In a well designed system, an administrator can easily track who accessed what and when they accessed it.
sethcohen
Aug. 17th, 2005 05:34 am (UTC)
I did not violate HIPAA, in this instance. They're my records, I can look at them and discuss them.

I have a couple of stories about how I've been less than professional with other people's records. There is no way I can relate them here safely, except to say that the people whose records I referenced never came to any harm as a result of my doing so.

I can say that the most recent thing I've done regarding someone else's records is when the person in question is someone I know and I'm trying to see where they are physically located so that I can visit them. Judaism puts value on visiting the sick; that's what I've done, simply as a more expedient thing to do than calling the hospital operator and taking up two people's time rather than one.

In a well designed system, an administrator can easily track who accessed what and when they accessed it.

I'll bet you that it's possible to do what you're discussing with my hospital informatics system. Easy and useful, probably not. I don't think that a high value was placed on that when considering which informatics system to use. "Well designed" usually means the most commonly used user interface. Less value is placed on things that don't help the product sell as well.
byronczimmer
Aug. 16th, 2005 10:43 pm (UTC)
Not legally, no.

Not and use that information, no.
sethcohen
Aug. 17th, 2005 05:35 am (UTC)
That's what HIPAA is for...but it doesn't apply in this case.
estherchaya
Aug. 17th, 2005 11:56 am (UTC)
Yup.
caryabend
Aug. 16th, 2005 10:37 pm (UTC)
Professional Eating? I think that tiny woman from Virginia could still kick your butt at the Hot Dog Eating Contest.

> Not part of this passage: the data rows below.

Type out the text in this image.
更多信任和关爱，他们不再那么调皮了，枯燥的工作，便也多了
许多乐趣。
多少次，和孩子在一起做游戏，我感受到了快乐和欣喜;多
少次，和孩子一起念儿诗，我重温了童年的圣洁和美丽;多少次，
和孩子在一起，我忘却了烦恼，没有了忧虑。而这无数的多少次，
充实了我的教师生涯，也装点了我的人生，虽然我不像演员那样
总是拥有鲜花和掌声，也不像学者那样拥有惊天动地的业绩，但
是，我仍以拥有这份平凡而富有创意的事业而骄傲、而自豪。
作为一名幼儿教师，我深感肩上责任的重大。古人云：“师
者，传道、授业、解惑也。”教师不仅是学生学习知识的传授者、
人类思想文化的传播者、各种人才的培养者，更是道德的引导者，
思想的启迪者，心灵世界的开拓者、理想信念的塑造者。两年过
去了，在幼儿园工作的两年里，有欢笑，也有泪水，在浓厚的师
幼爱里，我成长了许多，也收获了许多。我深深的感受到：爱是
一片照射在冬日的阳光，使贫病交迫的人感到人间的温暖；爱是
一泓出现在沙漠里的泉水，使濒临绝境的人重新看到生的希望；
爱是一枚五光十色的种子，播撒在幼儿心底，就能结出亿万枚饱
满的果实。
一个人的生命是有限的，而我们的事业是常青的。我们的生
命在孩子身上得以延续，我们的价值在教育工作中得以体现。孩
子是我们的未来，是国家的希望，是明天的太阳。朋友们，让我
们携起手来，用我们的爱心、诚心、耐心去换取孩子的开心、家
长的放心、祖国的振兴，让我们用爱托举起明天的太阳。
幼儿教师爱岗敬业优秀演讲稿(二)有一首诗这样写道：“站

Or did you mean food critic? :)
sethcohen
Aug. 17th, 2005 05:21 am (UTC)
If I change professions, I need to be making twice what I'm making now. Karen won't give her permission otherwise. Recommendations?
(Deleted comment)
estherchaya
Aug. 17th, 2005 11:57 am (UTC)
That's simply not true.
sethcohen
Aug. 17th, 2005 05:25 am (UTC)
Bill Clinton.

Qua?

Oh, I didn't believe that it was uncommon. I even don't have a problem with there being a reason for it, and I'm happier if it's a legitimate reason. Would it have been so hard for them to be able to explain what that reason was? I wasn't even given a chance to get my question ("Did you get my MRI record?") answered.
glenbarnett
Aug. 17th, 2005 07:55 pm (UTC)

Interesting. With my GP, I can not only find out if they got my results, in most cases he has already written a post-it note about it that I can get read out to me over the phone; at least when it's simple like "everything was normal on the blood test" (sometimes the note just says "you have to come in to discuss this", though).

(Even though my current GP is male - and I've been going to him for about a decade now - I think I've actually been to more female GPs than male.)